Gospel Reflection Aug 11 – Deacon Frank
Sunday, August 11
Ninteenth Sunday in Ordinary Time
Luke 12: 32 – 48
Gospel:
Jesus said to his disciples:
“Gird your loins and light your lamps
and be like servants who await their master’s return from a wedding,
ready to open immediately when he comes and knocks.
Blessed are those servants
whom the master finds vigilant on his arrival.
Amen, I say to you, he will gird himself,
have the servants recline at table, and proceed to wait on them.
And should he come in the second or third watch
and find them prepared in this way,
blessed are those servants.
Be sure of this:
if the master of the house had known the hour
when the thief was coming,
he would not have let his house be broken into.
You also must be prepared, for at an hour you do not expect,
the Son of Man will come.”
Gospel Reflection:
El Paso, Dayton, Las Vegas, Columbine, Amish children, and so many other mass shootings in recent years — the world seems to have lost its reference point. In so many ways we just live through these tragedies. One shooting begins to run into the next and becomes nameless to us as we numb ourselves to all of it in order to simply cope. The flag nows flies at half mast seemingly perpetually.

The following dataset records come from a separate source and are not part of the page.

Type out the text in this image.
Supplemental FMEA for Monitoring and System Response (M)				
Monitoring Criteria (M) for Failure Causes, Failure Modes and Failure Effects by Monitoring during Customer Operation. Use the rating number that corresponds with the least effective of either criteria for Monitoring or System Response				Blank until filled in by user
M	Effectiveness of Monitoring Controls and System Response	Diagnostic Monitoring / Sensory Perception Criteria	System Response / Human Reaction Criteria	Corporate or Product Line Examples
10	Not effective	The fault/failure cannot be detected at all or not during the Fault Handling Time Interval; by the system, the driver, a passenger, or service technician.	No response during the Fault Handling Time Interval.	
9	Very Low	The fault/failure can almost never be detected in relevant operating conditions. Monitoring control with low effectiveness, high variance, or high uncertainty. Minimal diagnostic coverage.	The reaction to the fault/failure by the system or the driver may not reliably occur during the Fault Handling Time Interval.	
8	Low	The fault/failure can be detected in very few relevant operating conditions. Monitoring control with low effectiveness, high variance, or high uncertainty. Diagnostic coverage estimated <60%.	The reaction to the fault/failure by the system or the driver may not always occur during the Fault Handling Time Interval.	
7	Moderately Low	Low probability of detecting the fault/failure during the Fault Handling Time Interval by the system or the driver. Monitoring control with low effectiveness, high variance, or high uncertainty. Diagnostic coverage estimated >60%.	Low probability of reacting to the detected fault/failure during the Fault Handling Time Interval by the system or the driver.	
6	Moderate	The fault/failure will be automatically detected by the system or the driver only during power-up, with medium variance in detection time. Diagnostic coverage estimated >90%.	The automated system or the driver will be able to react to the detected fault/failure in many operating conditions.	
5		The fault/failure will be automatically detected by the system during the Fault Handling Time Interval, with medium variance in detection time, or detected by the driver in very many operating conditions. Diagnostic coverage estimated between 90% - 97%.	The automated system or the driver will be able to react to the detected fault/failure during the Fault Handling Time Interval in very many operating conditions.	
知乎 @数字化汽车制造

This week’s Gospel is a continuation of last week’s. Refer back to Deacon Frank’s reflection from last week about the man who had plenty and planned for a cushy future not realizing that his life would be forfeited that very day. Installing and operating home security systems are meant to guard us when we don’t want or cannot be constantly vigilant. Security is an illusion. We cannot buy our security. Today’s Gospel passage is yet a further reminder that we must not be like that man in last week’s Gospel.

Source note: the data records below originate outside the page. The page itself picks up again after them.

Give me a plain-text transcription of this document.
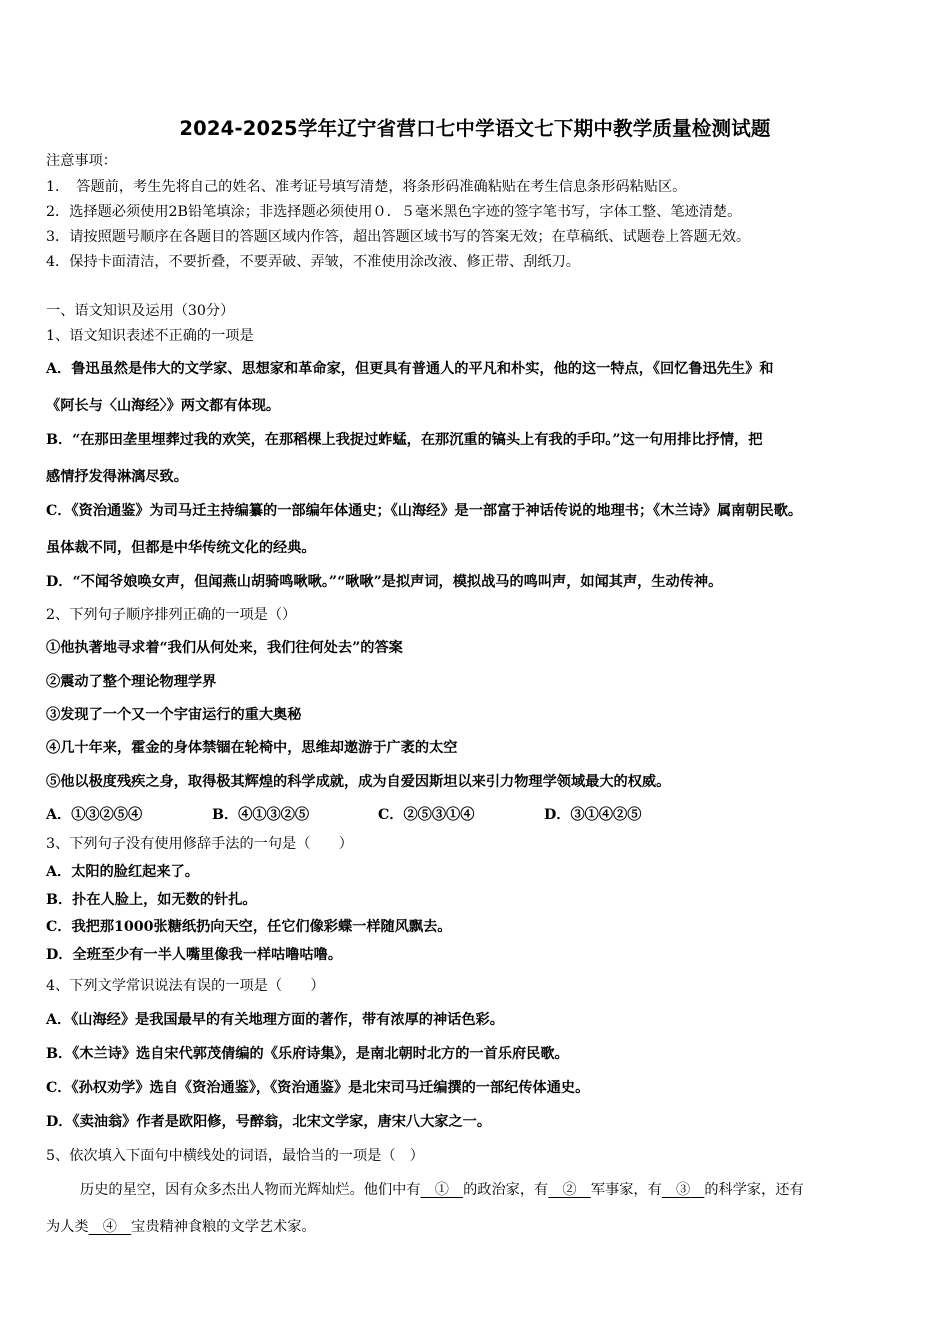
2024-2025学年辽宁省营口七中学语文七下期中教学质量检测试题
注意事项：
1．　答题前，考生先将自己的姓名、准考证号填写清楚，将条形码准确粘贴在考生信息条形码粘贴区。
2．选择题必须使用2B铅笔填涂；非选择题必须使用０．５毫米黑色字迹的签字笔书写，字体工整、笔迹清楚。
3．请按照题号顺序在各题目的答题区域内作答，超出答题区域书写的答案无效；在草稿纸、试题卷上答题无效。
4．保持卡面清洁，不要折叠，不要弄破、弄皱，不准使用涂改液、修正带、刮纸刀。
一、语文知识及运用（30分）
1、语文知识表述不正确的一项是
A．鲁迅虽然是伟大的文学家、思想家和革命家，但更具有普通人的平凡和朴实，他的这一特点，《回忆鲁迅先生》和
《阿长与〈山海经〉》两文都有体现。
B．“在那田垄里埋葬过我的欢笑，在那稻棵上我捉过蚱蜢，在那沉重的镐头上有我的手印。”这一句用排比抒情，把
感情抒发得淋漓尽致。
C．《资治通鉴》为司马迁主持编纂的一部编年体通史；《山海经》是一部富于神话传说的地理书；《木兰诗》属南朝民歌。
虽体裁不同，但都是中华传统文化的经典。
D．“不闻爷娘唤女声，但闻燕山胡骑鸣啾啾。”“啾啾”是拟声词，模拟战马的鸣叫声，如闻其声，生动传神。
2、下列句子顺序排列正确的一项是（）
①他执著地寻求着“我们从何处来，我们往何处去”的答案
②震动了整个理论物理学界
③发现了一个又一个宇宙运行的重大奥秘
④几十年来，霍金的身体禁锢在轮椅中，思维却遨游于广袤的太空
⑤他以极度残疾之身，取得极其辉煌的科学成就，成为自爱因斯坦以来引力物理学领域最大的权威。
A．①③②⑤④	B．④①③②⑤	C．②⑤③①④	D．③①④②⑤
3、下列句子没有使用修辞手法的一句是（　　）
A．太阳的脸红起来了。
B．扑在人脸上，如无数的针扎。
C．我把那1000张糖纸扔向天空，任它们像彩蝶一样随风飘去。
D．全班至少有一半人嘴里像我一样咕噜咕噜。
4、下列文学常识说法有误的一项是（　　）
A．《山海经》是我国最早的有关地理方面的著作，带有浓厚的神话色彩。
B．《木兰诗》选自宋代郭茂倩编的《乐府诗集》，是南北朝时北方的一首乐府民歌。
C．《孙权劝学》选自《资治通鉴》，《资治通鉴》是北宋司马迁编撰的一部纪传体通史。
D．《卖油翁》作者是欧阳修，号醉翁，北宋文学家，唐宋八大家之一。
5、依次填入下面句中横线处的词语，最恰当的一项是（　）
历史的星空，因有众多杰出人物而光辉灿烂。他们中有　①　的政治家，有　②　军事家，有　③　的科学家，还有
为人类　④　宝贵精神食粮的文学艺术家。
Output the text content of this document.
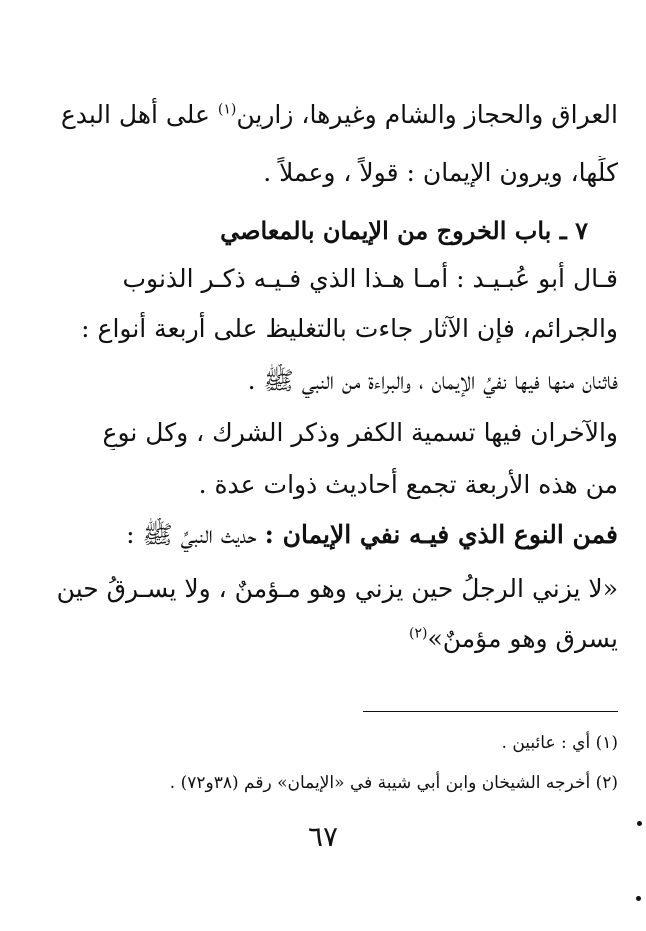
العراق والحجاز والشام وغيرها، زارين$^{(١)}$ على أهل البدع
كلِّها، ويرون الإيمان : قولاً ، وعملاً .
٧ ـ باب الخروج من الإيمان بالمعاصي
قـال أبو عُبـيـد : أمـا هـذا الذي فـيـه ذكـر الذنوب
والجرائم، فإن الآثار جاءت بالتغليظ على أربعة أنواع :
فاثنان منها فيها نفيُ الإيمان ، والبراءة من النبي ﷺ .
والآخران فيها تسمية الكفر وذكر الشرك ، وكل نوعٍ
من هذه الأربعة تجمع أحاديث ذوات عدة .
فمن النوع الذي فيـه نفي الإيمان : حديث النبيِّ ﷺ :
«لا يزني الرجلُ حين يزني وهو مـؤمنٌ ، ولا يسـرقُ حين
يسرق وهو مؤمنٌ»$^{(٢)}$
(١) أي : عائبين .
(٢) أخرجه الشيخان وابن أبي شيبة في «الإيمان» رقم (٣٨و٧٢) .
٦٧
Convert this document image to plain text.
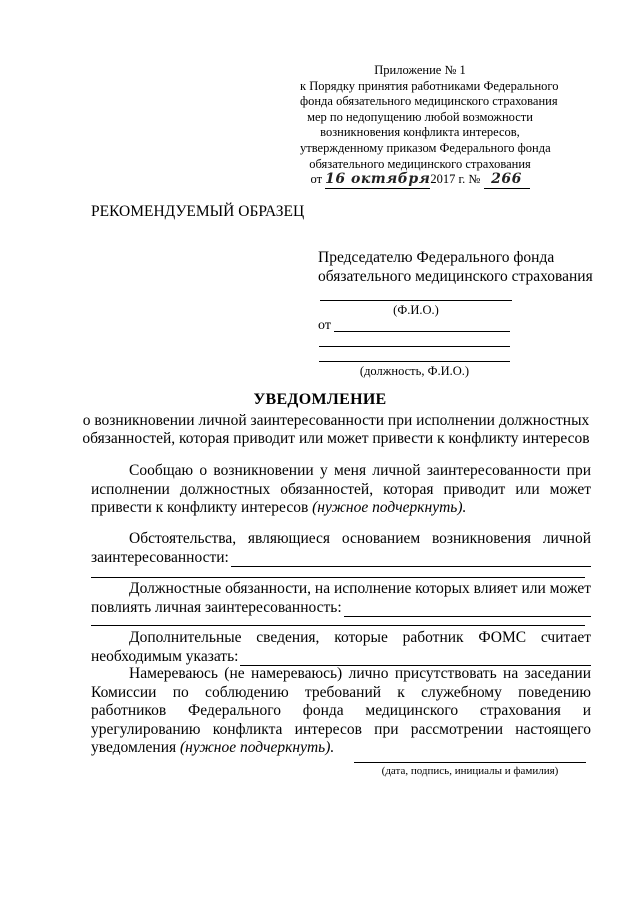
Приложение № 1
к Порядку принятия работниками Федерального
фонда обязательного медицинского страхования
мер по недопущению любой возможности
возникновения конфликта интересов,
утвержденному приказом Федерального фонда
обязательного медицинского страхования
от 16 октября2017 г. № 266
РЕКОМЕНДУЕМЫЙ ОБРАЗЕЦ
Председателю Федерального фонда
обязательного медицинского страхования
(Ф.И.О.)
от
(должность, Ф.И.О.)
УВЕДОМЛЕНИЕ
о возникновении личной заинтересованности при исполнении должностных
обязанностей, которая приводит или может привести к конфликту интересов
Сообщаю о возникновении у меня личной заинтересованности при исполнении должностных обязанностей, которая приводит или может привести к конфликту интересов (нужное подчеркнуть).
Обстоятельства, являющиеся основанием возникновения личной
заинтересованности:
Должностные обязанности, на исполнение которых влияет или может
повлиять личная заинтересованность:
Дополнительные сведения, которые работник ФОМС считает
необходимым указать:
Намереваюсь (не намереваюсь) лично присутствовать на заседании Комиссии по соблюдению требований к служебному поведению работников Федерального фонда медицинского страхования и урегулированию конфликта интересов при рассмотрении настоящего уведомления (нужное подчеркнуть).
(дата, подпись, инициалы и фамилия)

Jesus tells us today to be ready for when the Master comes. For all our efforts, there is no way we can know when or how the Master will call on us. So what is one to do? First, we must keep in mind that God loves us completely and perpetually in ways it is impossible for us to comprehend — regardless of who we are and what we have done. It is inconceivable for us to understand this — but there in lies the rub. While that projection of God’s love is automatic and constant, to receive that love, we must be in relationship with Him, to desire and work toward knowing Him by spending time with Him — in the Mass, in the Eucharist, in prayer — all the while living in relationship with Him. He will call on us, not as a thief in the night, but it is hoped as an old friend someone who knows us and we know Him. Are we ready?